While uncertainty tends to breed fear and anxiety, there is nothing productive and useful that can be derived from these emotions. In fact, the moment that we acquiesce to fear, we immediately relinquish all control over our emotions, and subsequently our lives — creating a state of existence in which there can be no growth or progress. It is paramount, in this ethereal journey of life, to maintain control of the reigns of our lives, instead of surrendering them to external forces. When we surrender to fear, we immediately take on a victim mentality in which we give our power to outside influences — taking on a mindset that life is happening to us — while sustaining a mentality of self-efficacy will lead to a stable mentality that ensures us that life can only respond to us. When we understand this, we will never become frenetic and unglued when faced with uncertainty and challenging situations.
One of the first things we must do in seizing control of our lives is to understand that there is no circumvention of the vicissitudes of life. Sudden changes and disturbances are inevitable — a natural part of the growth process. In fact, it is in these moments of turbulence and resistance that we experience our greatest growth spurts.
Actually, when we step back and evaluate the very nature of fear in our lives, at the core, it is simply the culmination of our worries and concerns about the movement of external forces in our lives. Whether I am working with clients in my Elevation & Empowerment course, 1-on-1 Coaching or consulting, I consistently reinforce the idea that we are in control of our own destinies. We write the narrative of our future every second of the day, with our thoughts, words and beliefs.
When we allow external forces to cause us to become consumed with fear, we lose our ability to engage life’s challenges in an efficacious manner. So, instead of allowing external forces to control us, we must develop a superior cognizance of the fact that we have the power to effectively manage and master our emotions — to step out of a reality of suffering to live the life that we so strongly desire. I often tell my clients that pain is inevitable, but suffering is a choice.

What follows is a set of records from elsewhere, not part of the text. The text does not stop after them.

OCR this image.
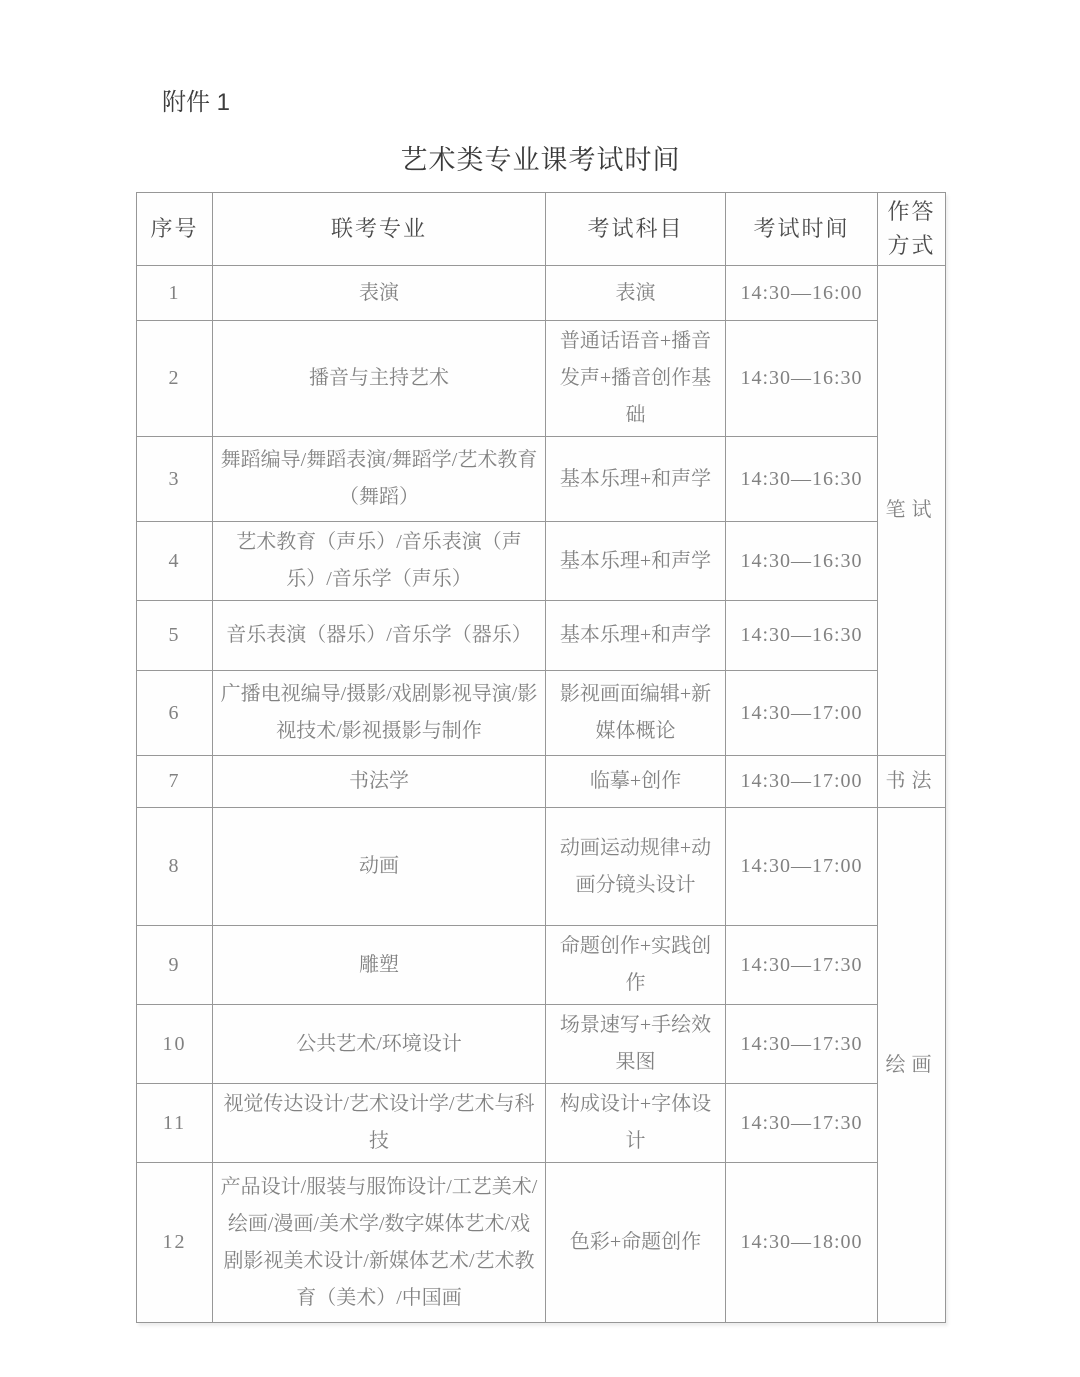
附件 1
艺术类专业课考试时间
序号	联考专业	考试科目	考试时间	作答方式
1	表演	表演	14:30—16:00	笔试
2	播音与主持艺术	普通话语音+播音发声+播音创作基础	14:30—16:30	
3	舞蹈编导/舞蹈表演/舞蹈学/艺术教育（舞蹈）	基本乐理+和声学	14:30—16:30	
4	艺术教育（声乐）/音乐表演（声乐）/音乐学（声乐）	基本乐理+和声学	14:30—16:30	
5	音乐表演（器乐）/音乐学（器乐）	基本乐理+和声学	14:30—16:30	
6	广播电视编导/摄影/戏剧影视导演/影视技术/影视摄影与制作	影视画面编辑+新媒体概论	14:30—17:00	
7	书法学	临摹+创作	14:30—17:00	书法
8	动画	动画运动规律+动画分镜头设计	14:30—17:00	绘画
9	雕塑	命题创作+实践创作	14:30—17:30	
10	公共艺术/环境设计	场景速写+手绘效果图	14:30—17:30	
11	视觉传达设计/艺术设计学/艺术与科技	构成设计+字体设计	14:30—17:30	
12	产品设计/服装与服饰设计/工艺美术/绘画/漫画/美术学/数字媒体艺术/戏剧影视美术设计/新媒体艺术/艺术教育（美术）/中国画	色彩+命题创作	14:30—18:00	
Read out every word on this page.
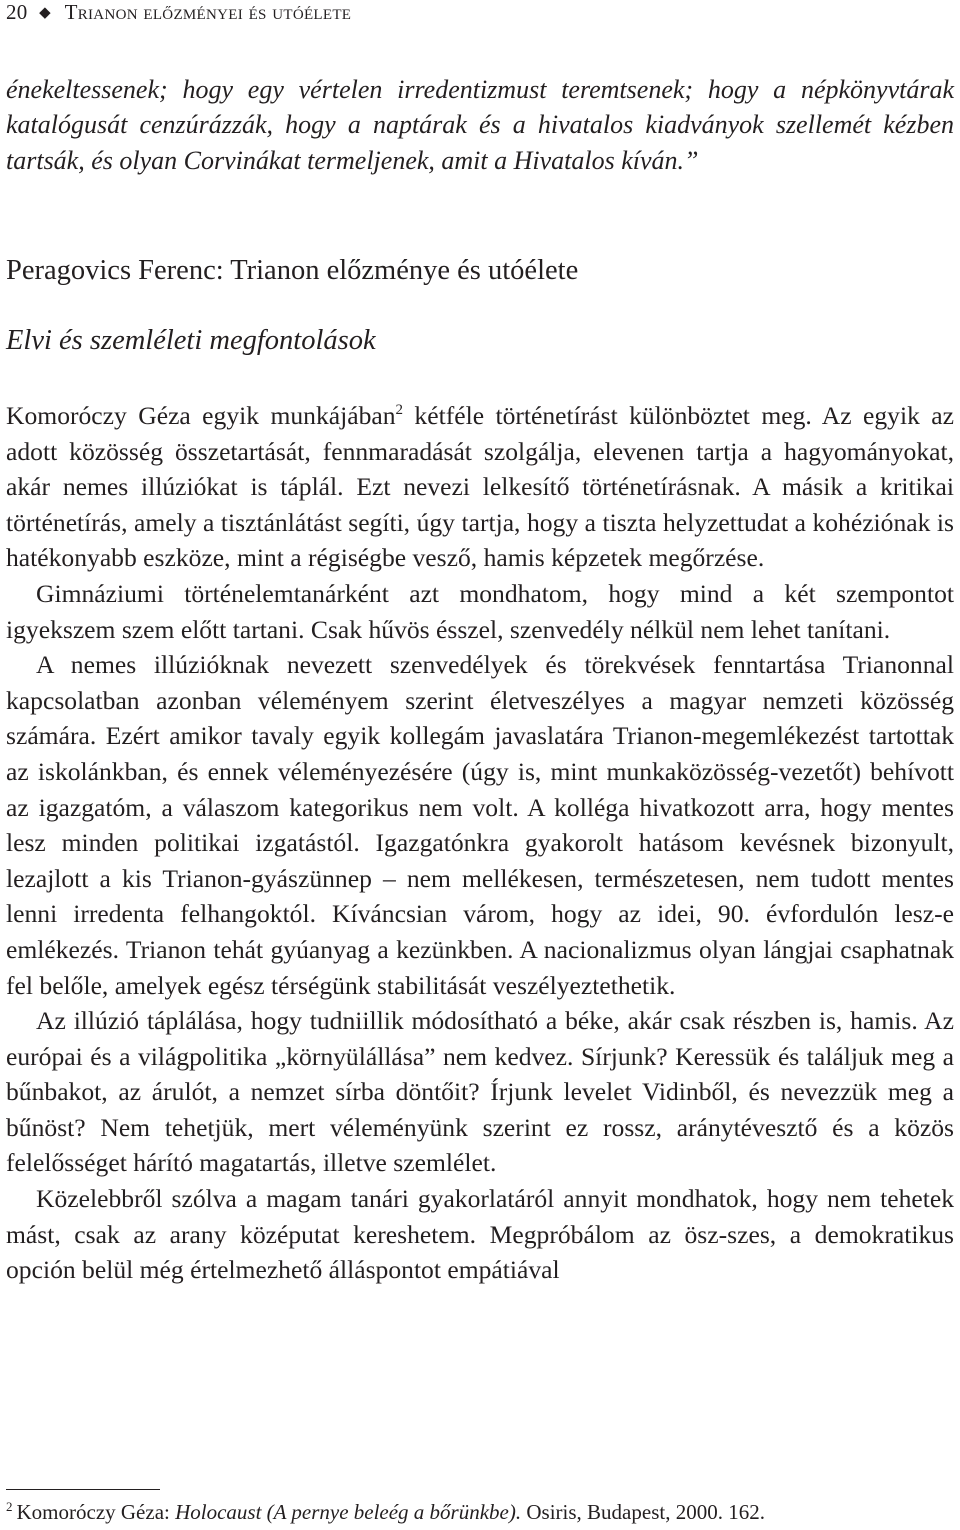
20 ◆ Trianon előzményei és utóélete
énekeltessenek; hogy egy vértelen irredentizmust teremtsenek; hogy a népkönyvtárak katalógusát cenzúrázzák, hogy a naptárak és a hivatalos kiadványok szellemét kézben tartsák, és olyan Corvinákat termeljenek, amit a Hivatalos kíván.”
Peragovics Ferenc: Trianon előzménye és utóélete
Elvi és szemléleti megfontolások

Komoróczy Géza egyik munkájában$^2$ kétféle történetírást különböztet meg. Az egyik az adott közösség összetartását, fennmaradását szolgálja, elevenen tartja a hagyományokat, akár nemes illúziókat is táplál. Ezt nevezi lelkesítő történetírásnak. A másik a kritikai történetírás, amely a tisztánlátást segíti, úgy tartja, hogy a tiszta helyzettudat a kohéziónak is hatékonyabb eszköze, mint a régiségbe vesző, hamis képzetek megőrzése.

Gimnáziumi történelemtanárként azt mondhatom, hogy mind a két szempontot igyekszem szem előtt tartani. Csak hűvös ésszel, szenvedély nélkül nem lehet tanítani.

A nemes illúzióknak nevezett szenvedélyek és törekvések fenntartása Trianonnal kapcsolatban azonban véleményem szerint életveszélyes a magyar nemzeti közösség számára. Ezért amikor tavaly egyik kollegám javaslatára Trianon-megemlékezést tartottak az iskolánkban, és ennek véleményezésére (úgy is, mint munkaközösség-vezetőt) behívott az igazgatóm, a válaszom kategorikus nem volt. A kolléga hivatkozott arra, hogy mentes lesz minden politikai izgatástól. Igazgatónkra gyakorolt hatásom kevésnek bizonyult, lezajlott a kis Trianon-gyászünnep – nem mellékesen, természetesen, nem tudott mentes lenni irredenta felhangoktól. Kíváncsian várom, hogy az idei, 90. évfordulón lesz-e emlékezés. Trianon tehát gyúanyag a kezünkben. A nacionalizmus olyan lángjai csaphatnak fel belőle, amelyek egész térségünk stabilitását veszélyeztethetik.

Az illúzió táplálása, hogy tudniillik módosítható a béke, akár csak részben is, hamis. Az európai és a világpolitika „környülállása” nem kedvez. Sírjunk? Keressük és találjuk meg a bűnbakot, az árulót, a nemzet sírba döntőit? Írjunk levelet Vidinből, és nevezzük meg a bűnöst? Nem tehetjük, mert véleményünk szerint ez rossz, aránytévesztő és a közös felelősséget hárító magatartás, illetve szemlélet.

Közelebbről szólva a magam tanári gyakorlatáról annyit mondhatok, hogy nem tehetek mást, csak az arany középutat kereshetem. Megpróbálom az ösz-szes, a demokratikus opción belül még értelmezhető álláspontot empátiával

$^2$ Komoróczy Géza: Holocaust (A pernye beleég a bőrünkbe). Osiris, Budapest, 2000. 162.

Although we are not always in a position to control the events that take place in our lives, we definitely have a choice as to how we will respond to them — and that makes all of the difference in the world. Regardless of the level of adversity and chaos that enters our lives, we have the power and the right to disallow it to gain control of our state of mind.
“The rule for all fear is to head straight into it. When you are sailing in a storm, you don’t let the wave hit your boat on the side, you go into the wave and ride it.” ~ Alan Watts
The ability and willingness to head straight into the storm is the difference between those of us who succumb to uncertainty and who consistently thrive in it. While it may seem that life favors some, and neglects others, the truth is that the universe can only respond to the mindset and behavior of an individual — it meets every person at the level of their expectations. Simply put, you get out of life what you demand of it — nothing more.
Take a moment to contemplate the difference between the person who views adversity as a gift and the person who perceives it as an obstacle. The same polarity exists between fear and faith. Both, fear and faith, are focused on the future — conveying something that is currently unknowable, both are experiences of life, and they are both developed from your imagination. The only difference between these two forces is that fear in the result of your imagination without direction and purpose, and faith in the imagination being used to create, with great specificity, what we want in our lives.
In moments of uncertainty, it is our responsibility to understand that uncertainty isn’t simply a feeling — it is actually a habit that we have created by our imagination — allowing us to create shifts in our reality that acknowledges the adversity and uncertainty, but chooses to disagree with it, writing a new narrative that is favorable to us.
When we are able to master faith, it allows us to let go of those things we have no control over, so that we can focus on our response, controlling the things we can make happen to effectively counter the negative reality.
Another approach to the inevitable challenges of life is to assume a constant state of gratitude. When we are in a state of gratitude, it becomes impossible to allow negative situations to dominate our thinking and responses to situations. A heart of gratitude will fuel the desire to give back, leading to a higher spiritual state, a higher frequency and vibration, guarding us against the infiltration of negative thoughts, fears and anxiety.
So, the question is: how are you going to live your life moving forward? I challenge you to make a committed decision to reclaim the reigns of your emotions. Make a commitment to face fear, embrace life’s uncertainties and start to live in a constant state of self-confidence and control. Remember, the only boundaries and limitation that we cannot transcend are the ones we impose upon ourselves.
At the moment you commit to taking back the power that you have been giving to fear and uncertainty, you will develop the capacity to create change in your life, allowing you to have a massive impact on your life and the life of others. ~ Rick Wallace, Ph.D., Psy.D.